Working with sponsors
If the R&I team thought the study was ready, they then contacted the sponsor and asked them where they were with regard to readiness to start. If the sponsor had already contacted the trust, they went back to them to say in principle, the trust was ready to start. Some sponsors have already said they don't have the funding to carry on, or they do not feel it's appropriate to carry on due to the recruitment timeline running out. Others have said that there are no service support staff available to deliver the service. The sponsors have put in a lot of effort to change protocols, enable phone call follow-ups to try and avoid any face to face appointments.
Urgent Public Health COVID-19 studies
All three sites are still running COVID-19 studies, but one site (The Queen Elizabeth the Queen Mother Hospital) is opening two extra studies (REMAP CAP and TACTIC) so it is slower at reopening studies due to the focus on delivering UPH studies.
Recruitment to the UPH COVID-19 studies has slowed down because the number of patients being admitted to hospital has fallen. The trust is finding a balance between Restart and being ready to recruit to COVID-19 studies if cases increase.
Impact on stroke studies
Services were looked at to see if they were the same as pre-COVID-19. For example, stroke services were moved from two of the trust’s acute hospitals to one of their less acute hospitals which has an impact on stroke studies.
The trust has experienced challenges in reopening their stroke studies. During COVID-19 all stroke patients moved to Kent and Canterbury Hospital and stroke studies were placed on hold when the services were moved. The Queen Elizabeth the Queen Mother Hospital and the William Harvey Hospital previously ran all stroke studies - there were none taking place at Kent and Canterbury Hospital because there were no stroke services there.
R&I have had to negotiate with the sponsor about whether stroke studies can be opened at Kent and Canterbury Hospital as an additional site. They had to ensure approvals were in place for a change of site, and on some occasions change of PI. This is because studies were not open to East Kent Hospitals University NHS Foundation Trust as a whole. Depending on the type of study, R&I would either open a study trust-wide with one PI, or open a single hospital site with a PI at each site.
As the Delivery Team at Kent and Canterbury Hospital had not been involved in stroke research a Research Nurse from another site, experienced in stroke research was redeployed to Kent and Canterbury Hospital for three months to enable training and proper handover of studies to the new delivery team.
Capacity and capability was reviewed at the new site to confirm the resources were in place to reopen studies and to review those studies that were in set-up before COVID-19 (East Kent Hospitals University NHS Foundation Trust has three sites with a delivery team at each site).
There has been a focus on training other staff up to work on stroke studies e.g making sure that pharmacy can work on CTIMPS. There has been a lot of collaboration between the team leaders and the delivery teams to get these studies up and running again at Kent and Canterbury Hospital.
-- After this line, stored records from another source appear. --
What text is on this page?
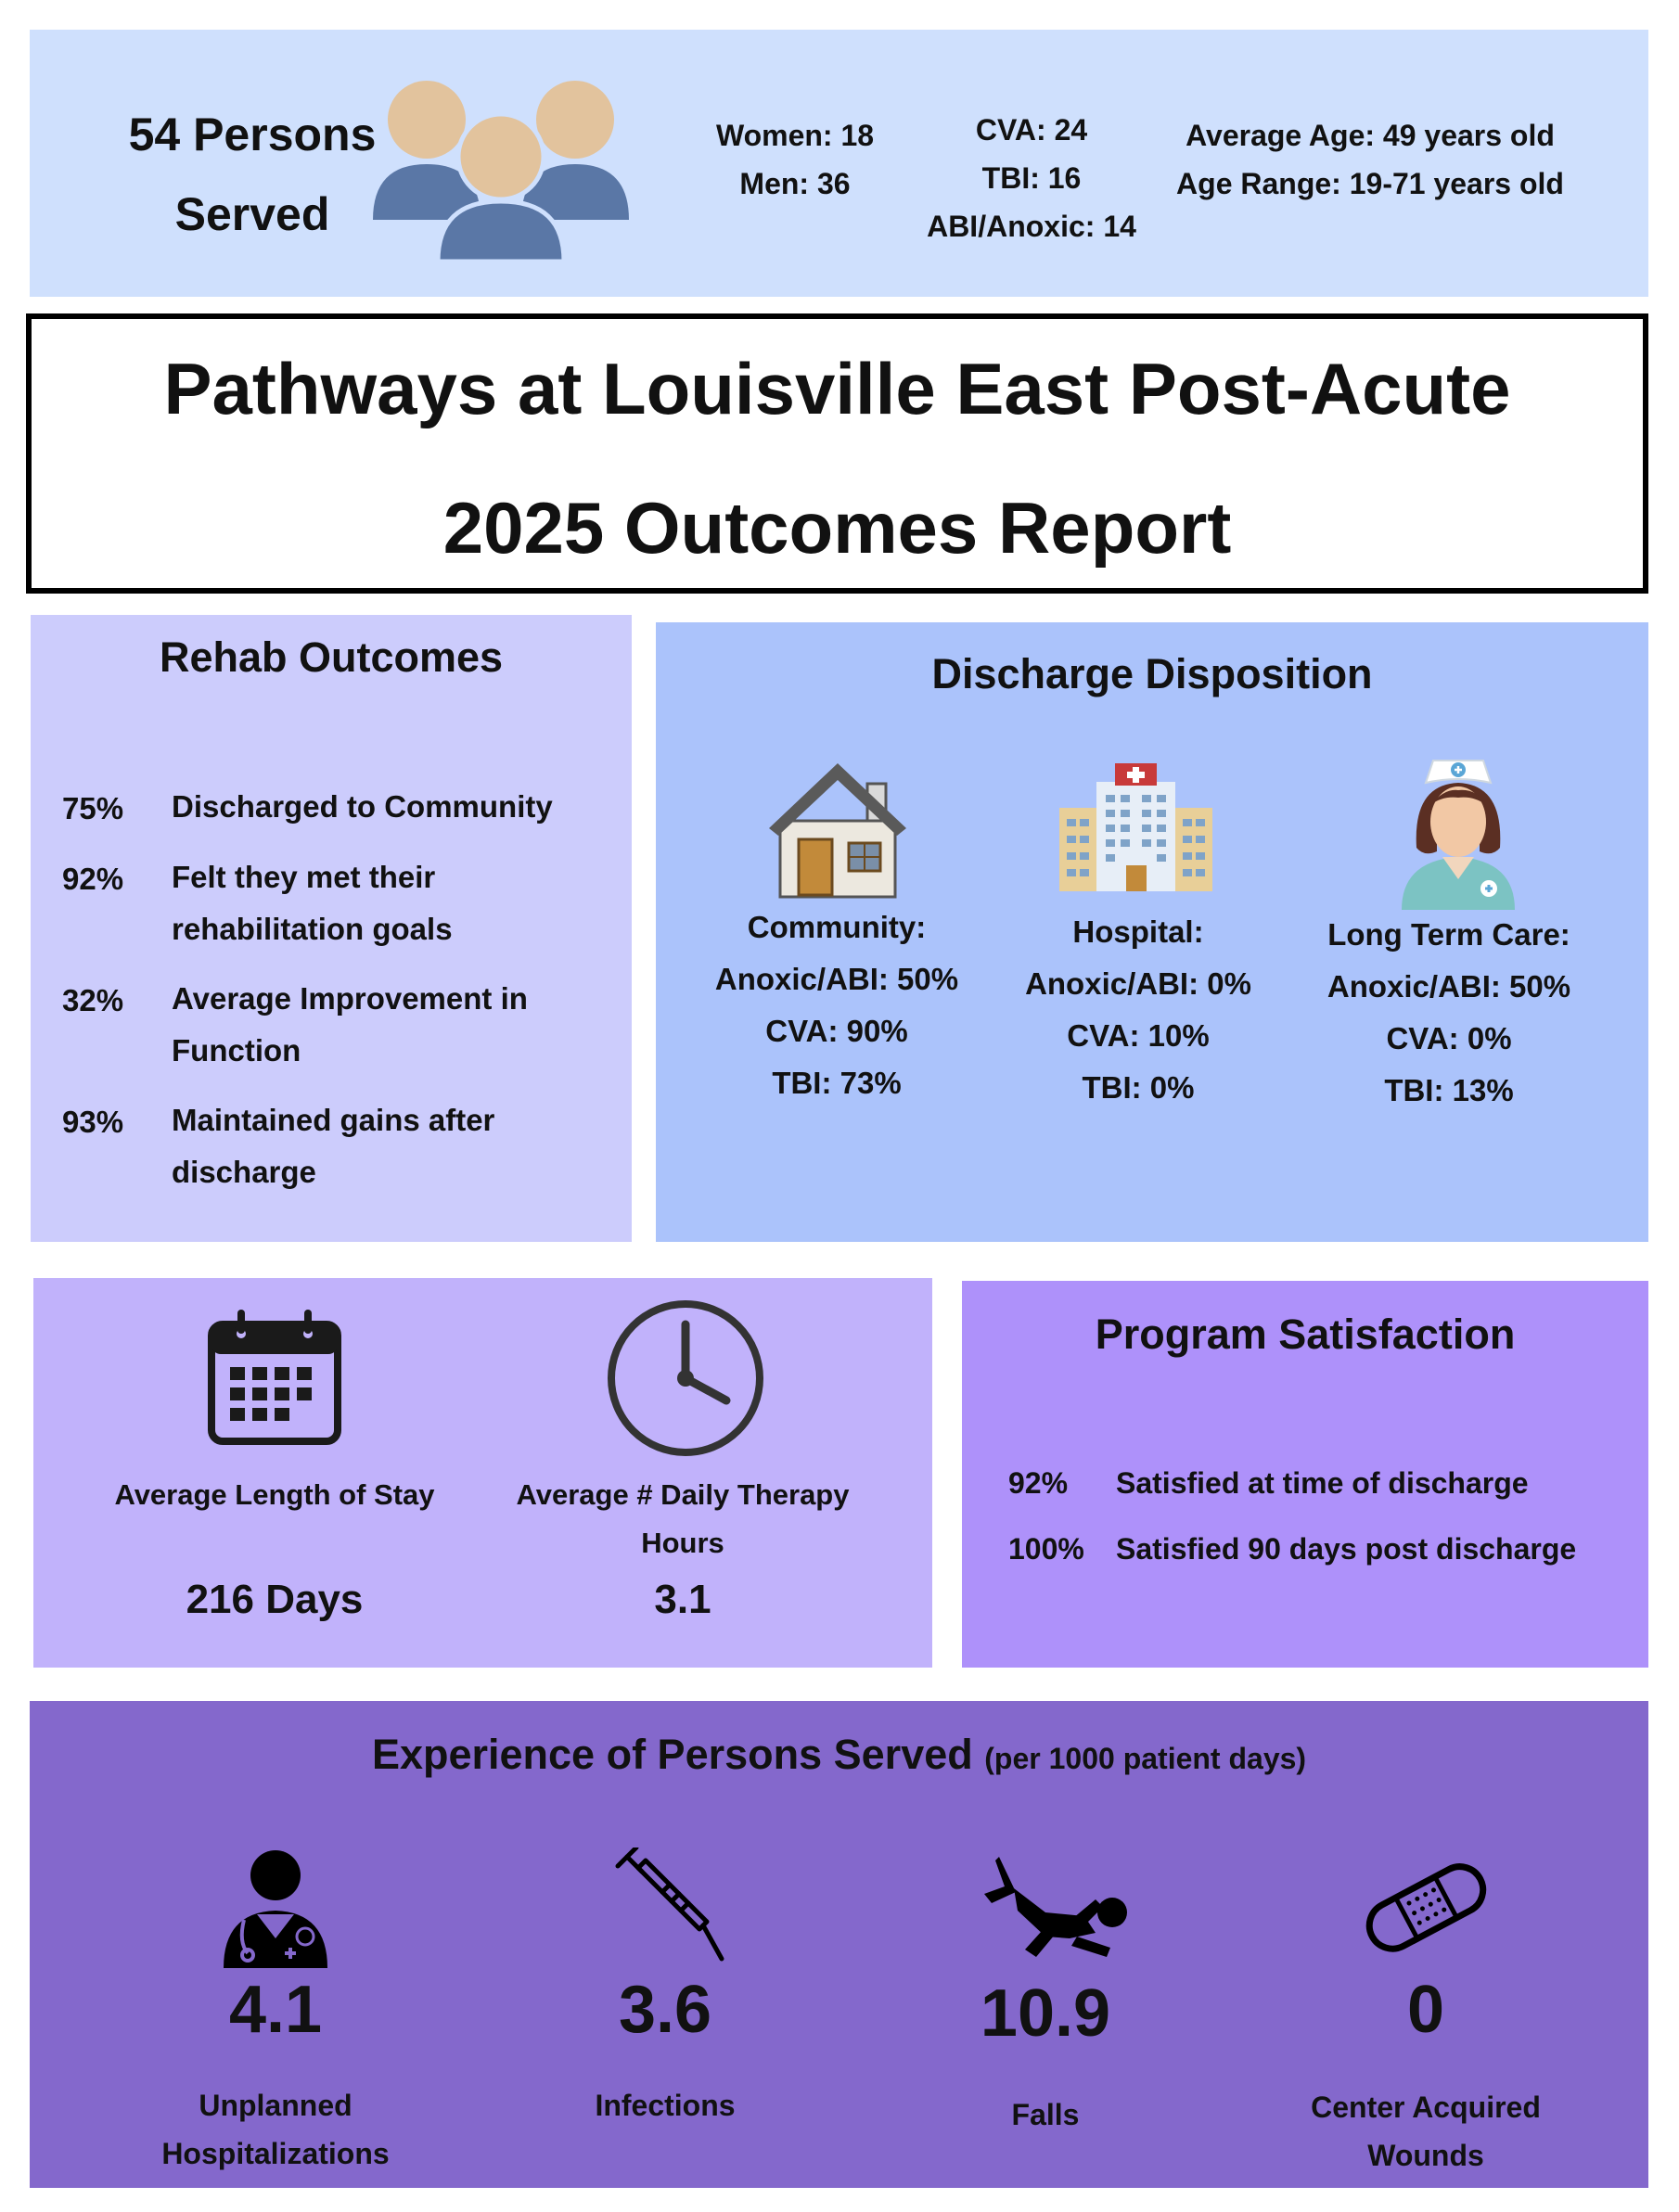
54 Persons
Served
Women: 18
Men: 36
CVA: 24
TBI: 16
ABI/Anoxic: 14
Average Age: 49 years old
Age Range: 19-71 years old
Pathways at Louisville East Post-Acute
2025 Outcomes Report
Rehab Outcomes
75% Discharged to Community
92% Felt they met their rehabilitation goals
32% Average Improvement in Function
93% Maintained gains after discharge
Discharge Disposition
Community:
Anoxic/ABI: 50%
CVA: 90%
TBI: 73%
Hospital:
Anoxic/ABI: 0%
CVA: 10%
TBI: 0%
Long Term Care:
Anoxic/ABI: 50%
CVA: 0%
TBI: 13%
Average Length of Stay
216 Days
Average # Daily Therapy Hours
3.1
Program Satisfaction
92% Satisfied at time of discharge
100% Satisfied 90 days post discharge
Experience of Persons Served (per 1000 patient days)
4.1
Unplanned Hospitalizations
3.6
Infections
10.9
Falls
0
Center Acquired Wounds
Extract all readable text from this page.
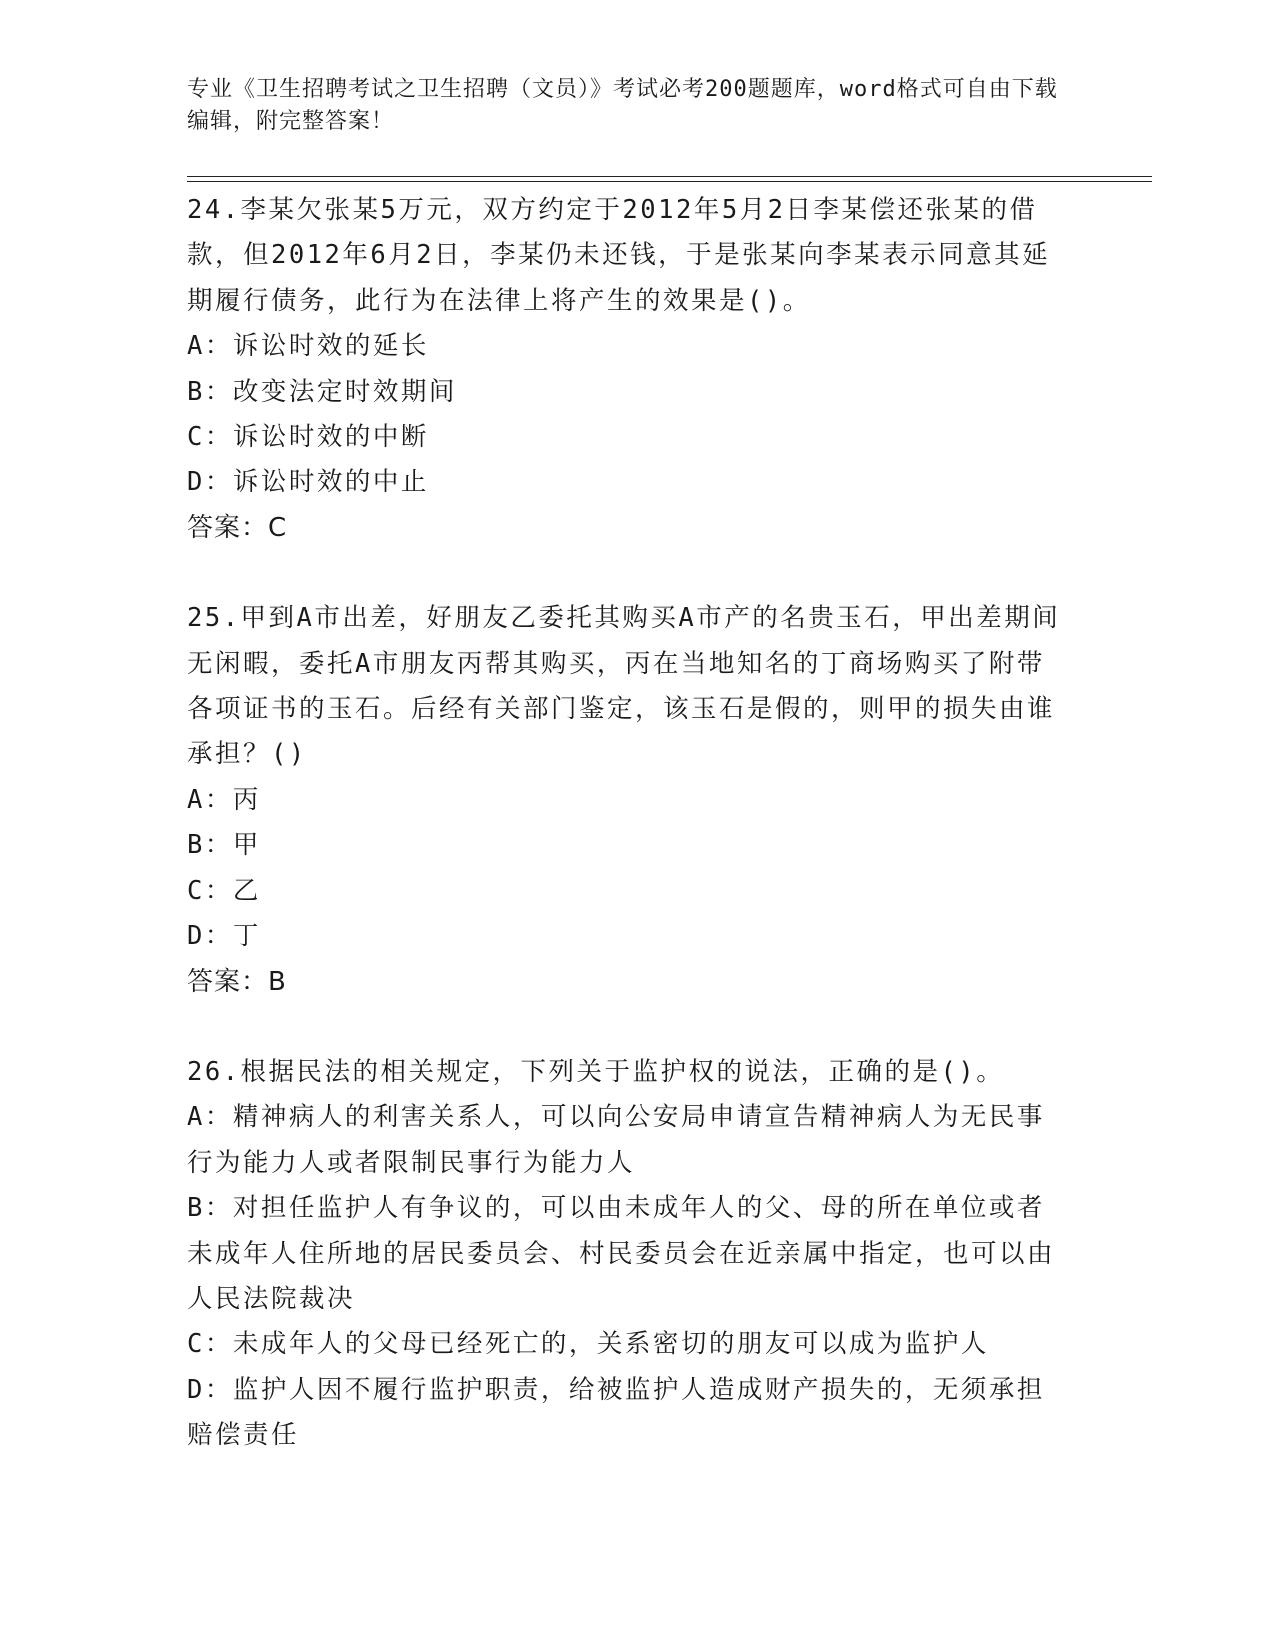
专业《卫生招聘考试之卫生招聘（文员）》考试必考200题题库，word格式可自由下载编辑，附完整答案！

24.李某欠张某5万元，双方约定于2012年5月2日李某偿还张某的借款，但2012年6月2日，李某仍未还钱，于是张某向李某表示同意其延期履行债务，此行为在法律上将产生的效果是()。

A：诉讼时效的延长

B：改变法定时效期间

C：诉讼时效的中断

D：诉讼时效的中止

答案：C

25.甲到A市出差，好朋友乙委托其购买A市产的名贵玉石，甲出差期间无闲暇，委托A市朋友丙帮其购买，丙在当地知名的丁商场购买了附带各项证书的玉石。后经有关部门鉴定，该玉石是假的，则甲的损失由谁承担？()

A：丙

B：甲

C：乙

D：丁

答案：B

26.根据民法的相关规定，下列关于监护权的说法，正确的是()。

A：精神病人的利害关系人，可以向公安局申请宣告精神病人为无民事行为能力人或者限制民事行为能力人

B：对担任监护人有争议的，可以由未成年人的父、母的所在单位或者未成年人住所地的居民委员会、村民委员会在近亲属中指定，也可以由人民法院裁决

C：未成年人的父母已经死亡的，关系密切的朋友可以成为监护人

D：监护人因不履行监护职责，给被监护人造成财产损失的，无须承担赔偿责任
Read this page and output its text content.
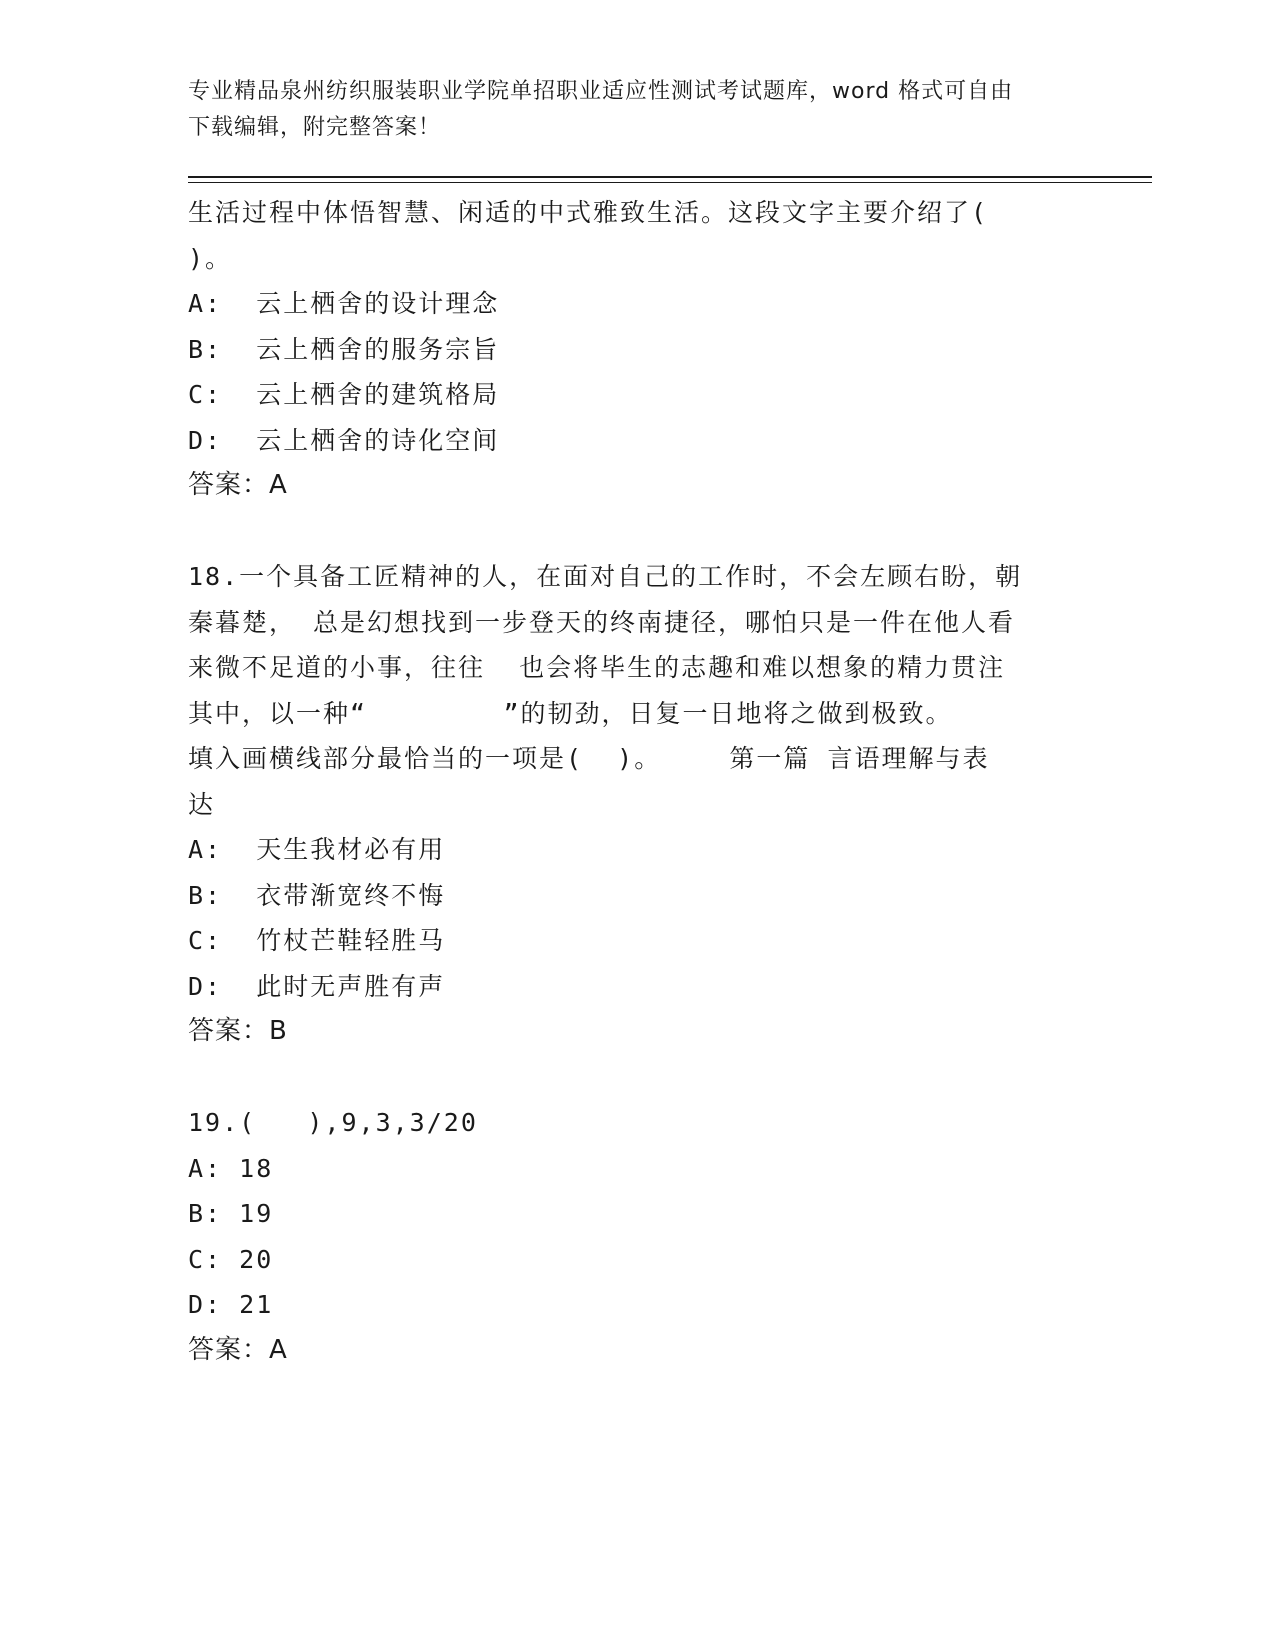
专业精品泉州纺织服装职业学院单招职业适应性测试考试题库，word 格式可自由
下载编辑，附完整答案！
生活过程中体悟智慧、闲适的中式雅致生活。这段文字主要介绍了(
)。
A:  云上栖舍的设计理念
B:  云上栖舍的服务宗旨
C:  云上栖舍的建筑格局
D:  云上栖舍的诗化空间
答案：A
18.一个具备工匠精神的人，在面对自己的工作时，不会左顾右盼，朝
秦暮楚， 总是幻想找到一步登天的终南捷径，哪怕只是一件在他人看
来微不足道的小事，往往  也会将毕生的志趣和难以想象的精力贯注
其中，以一种“        ”的韧劲，日复一日地将之做到极致。
填入画横线部分最恰当的一项是(  )。    第一篇 言语理解与表
达
A:  天生我材必有用
B:  衣带渐宽终不悔
C:  竹杖芒鞋轻胜马
D:  此时无声胜有声
答案：B
19.(   ),9,3,3/20
A: 18
B: 19
C: 20
D: 21
答案：A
Since the beginning of August, three interventional stroke studies are open at the trust.
As well as changes to the delivery of stroke studies, surgery studies may not be able to open immediately as surgeons are working through the waiting list, focussing on cancer surgeries and other surgeries that were put on hold or delayed during the COVID-19 period. Also some surgeons were classed as being high risk and were shielding so there were fewer surgeons in some surgical departments.
Social distancing: Staff who had been working from home or shielding came back to work in the trust and that had to be done safely ensuring social distancing was in place. This means there is reduced office space and additional workspaces had to be found.